I think Civ V is on the fulcrum. In fact, I’d suggest the next add-on be a package to allow players to turn off certain features for any game, to see if it’s more fun to play without the extra baggage. Maybe include a tournament package with limited features and limited civs to select, for a ladder-style contest online.
Another problem game designers face is an overabundance of choice. Having to choose from among six or eight civilizations to play is difficult enough. Having two dozen can be mind-numbing. When you have a large civilization, trying to keep track of all the workers, construction, spies, missionaries, trade caravans, ships, trade deals, scouts, resources, roads, ruins, barbarians, opposing units, city states, votes, spies, missionaries, policies and culture can be as much fun as analyzing a spreadsheet.
Every play the Borderlands FPS franchise? Great fun, but having a bazillion different weapon choices didn’t make the game better, just meant you’d spend more time not killing bad guys while trying to sort out whether weapon A was better than weapons B, C or D, because you can only equip so many from your inventory. I hated it when online players stopped the game to fool with their inventory. The fun was in the shooting, not the sorting of loot.

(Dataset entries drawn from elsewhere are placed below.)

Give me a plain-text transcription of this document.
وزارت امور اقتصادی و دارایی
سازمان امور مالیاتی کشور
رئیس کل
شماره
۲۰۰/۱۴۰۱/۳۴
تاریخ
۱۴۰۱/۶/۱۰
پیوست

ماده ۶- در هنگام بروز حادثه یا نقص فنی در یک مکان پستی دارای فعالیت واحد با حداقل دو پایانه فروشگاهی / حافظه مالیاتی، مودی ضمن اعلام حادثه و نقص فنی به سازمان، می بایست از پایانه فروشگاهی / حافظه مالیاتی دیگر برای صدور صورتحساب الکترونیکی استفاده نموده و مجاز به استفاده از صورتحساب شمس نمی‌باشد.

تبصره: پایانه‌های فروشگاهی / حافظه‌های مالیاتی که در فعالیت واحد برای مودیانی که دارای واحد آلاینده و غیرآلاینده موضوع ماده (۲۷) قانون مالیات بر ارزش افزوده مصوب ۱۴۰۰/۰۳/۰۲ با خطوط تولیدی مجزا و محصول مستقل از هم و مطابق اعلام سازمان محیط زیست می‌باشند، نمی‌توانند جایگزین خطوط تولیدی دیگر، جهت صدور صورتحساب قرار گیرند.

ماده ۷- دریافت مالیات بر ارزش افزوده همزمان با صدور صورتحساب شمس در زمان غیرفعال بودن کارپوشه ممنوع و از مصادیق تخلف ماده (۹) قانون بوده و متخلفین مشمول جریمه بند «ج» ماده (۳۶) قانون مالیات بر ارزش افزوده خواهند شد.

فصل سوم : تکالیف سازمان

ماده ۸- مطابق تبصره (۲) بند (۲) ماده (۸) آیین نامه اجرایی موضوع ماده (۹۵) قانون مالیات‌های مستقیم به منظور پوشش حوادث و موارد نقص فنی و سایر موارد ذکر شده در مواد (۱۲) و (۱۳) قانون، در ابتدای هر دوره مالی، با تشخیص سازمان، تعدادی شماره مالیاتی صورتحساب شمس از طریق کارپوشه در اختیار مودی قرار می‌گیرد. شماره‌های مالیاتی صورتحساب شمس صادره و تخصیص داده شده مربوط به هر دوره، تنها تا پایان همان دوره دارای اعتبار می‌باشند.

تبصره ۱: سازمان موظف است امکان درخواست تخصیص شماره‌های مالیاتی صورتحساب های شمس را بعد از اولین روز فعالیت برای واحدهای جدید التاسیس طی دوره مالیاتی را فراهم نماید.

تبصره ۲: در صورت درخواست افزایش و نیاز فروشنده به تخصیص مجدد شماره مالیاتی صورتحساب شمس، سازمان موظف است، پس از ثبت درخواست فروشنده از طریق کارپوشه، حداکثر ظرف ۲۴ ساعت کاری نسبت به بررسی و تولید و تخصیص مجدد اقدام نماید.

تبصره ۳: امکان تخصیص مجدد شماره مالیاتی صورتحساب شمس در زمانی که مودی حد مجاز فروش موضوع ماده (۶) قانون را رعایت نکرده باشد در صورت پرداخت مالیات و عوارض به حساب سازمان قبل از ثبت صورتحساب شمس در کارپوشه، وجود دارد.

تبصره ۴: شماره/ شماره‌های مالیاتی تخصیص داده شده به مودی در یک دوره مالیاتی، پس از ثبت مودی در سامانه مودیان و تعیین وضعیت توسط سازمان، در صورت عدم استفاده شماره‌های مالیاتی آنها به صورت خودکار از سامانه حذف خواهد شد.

For me, BNW pushes Civ V just over the edge into a management sim: a little too much for it to still be fun, not quite enough to be boring. Sure, I’ll still play it, but I think I liked it more when it was less complicated and my biggest concern was building up a big enough army to march across the continent and wipe out some snooty AI opponent. It just seemed more fulfilling to see their abject surrender screen when my armoured units marched into their last city.
I guess the big question is: is BNW worth the $30? The original Civ V was $60, less if you bought it some months after the release. That’s a hefty investment in a game. G&K was $30.

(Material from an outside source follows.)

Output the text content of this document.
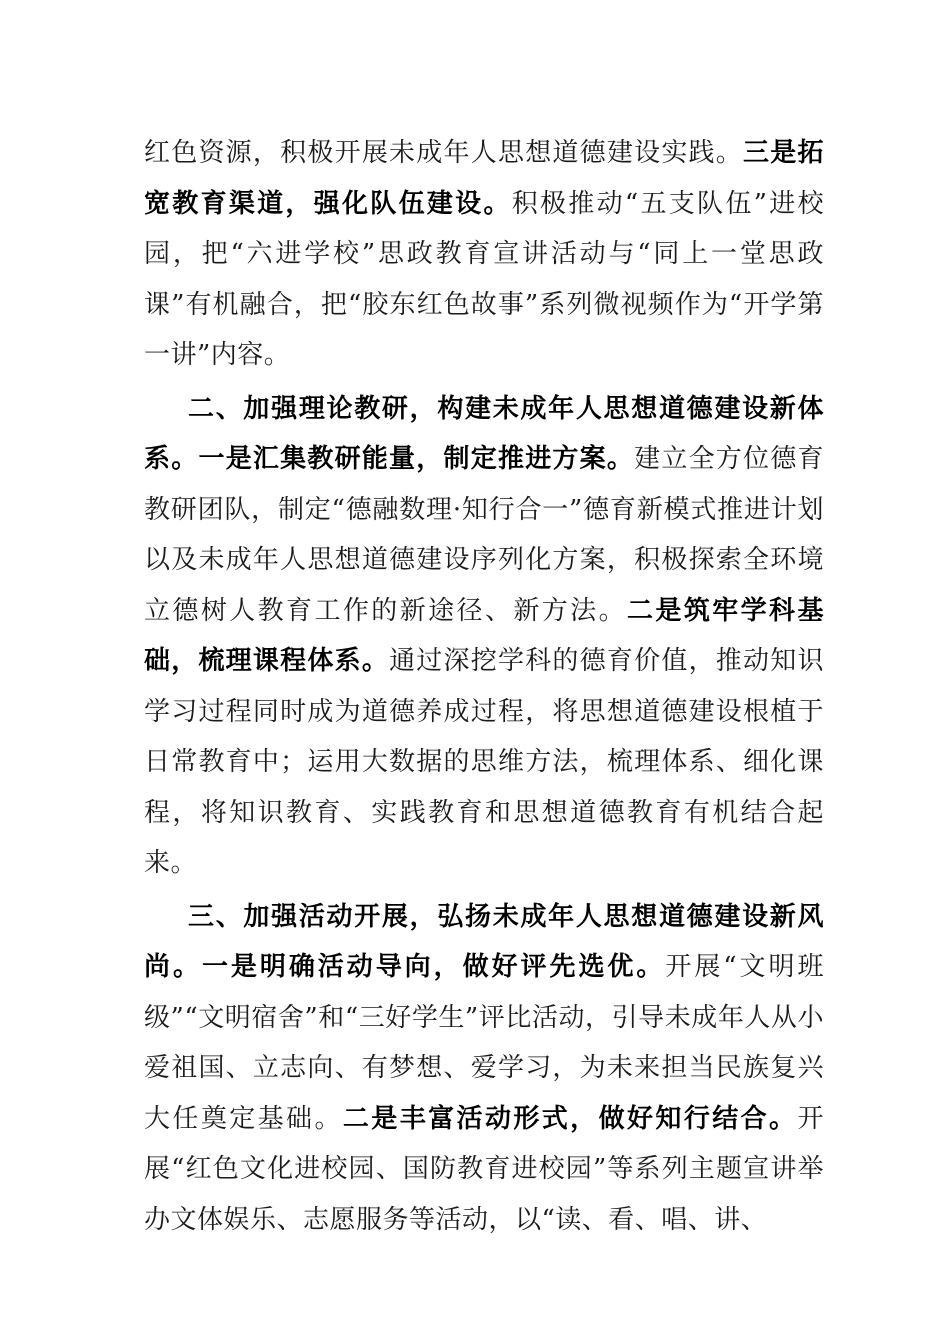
红色资源，积极开展未成年人思想道德建设实践。三是拓宽教育渠道，强化队伍建设。积极推动“五支队伍”进校园，把“六进学校”思政教育宣讲活动与“同上一堂思政课”有机融合，把“胶东红色故事”系列微视频作为“开学第一讲”内容。

二、加强理论教研，构建未成年人思想道德建设新体系。一是汇集教研能量，制定推进方案。建立全方位德育教研团队，制定“德融数理·知行合一”德育新模式推进计划以及未成年人思想道德建设序列化方案，积极探索全环境立德树人教育工作的新途径、新方法。二是筑牢学科基础，梳理课程体系。通过深挖学科的德育价值，推动知识学习过程同时成为道德养成过程，将思想道德建设根植于日常教育中；运用大数据的思维方法，梳理体系、细化课程，将知识教育、实践教育和思想道德教育有机结合起来。

三、加强活动开展，弘扬未成年人思想道德建设新风尚。一是明确活动导向，做好评先选优。开展“文明班级”“文明宿舍”和“三好学生”评比活动，引导未成年人从小爱祖国、立志向、有梦想、爱学习，为未来担当民族复兴大任奠定基础。二是丰富活动形式，做好知行结合。开展“红色文化进校园、国防教育进校园”等系列主题宣讲举办文体娱乐、志愿服务等活动，以“读、看、唱、讲、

Admittedly, Civ V offers many, many hours of gameplay, but still….$120 will buy a starter ukulele. Or get a box of books from Amazon, Bookcloseouts, Abebooks or Indigo. It will buy a nice meal with a bottle of wine. in town, for two. It would buy you a fair chess or go set, and a few good opening encyclopedias. It’s grooming for two dogs.***
Late at night, when you’re too restless to go to sleep, and have an urge to do something more creative than watching TV, but a little more interactive than reading a book, Civ V is a good choice. BNW might keep you up later than you intended, just sorting through all those new options.;
Oh yeah: I didn’t win my first game. Beaten by an AI civ that built oodles of wonders while I struggled to expand. But I’ll try again. And again. And again…
* According to Steam, I’ve played it 363 hours total since Civ V was first released. Ouch. That’s part of my life I’ll never get back. But on an hourly rate, it’s only about $0.33 per hour. Luckily, you can save a solo game anytime in play, and come back to complete a turn or a campaign later. or just quit when you know you’re losing and start all over.
** I remember, the heyday of wargaming, reading rulebooks with dozens of pages of dense type, and playing board games in which every turn meant numerous checks against tables, graphs and dice rolls. I also recall many arguments over the interpretation of some subtle point in a rulebook, a point which seemed innocuous until it became the deciding factor in a crucial battle. The basic belief was, that if you spent more time in the rulebook than on the board, it wasn’t fun.
*** Of course, if you’re new to the series, you can start with Civ V Gold Edition for $30 (it includes G&K in the box), play it a bit, then add BNW once you’ve had a few victories.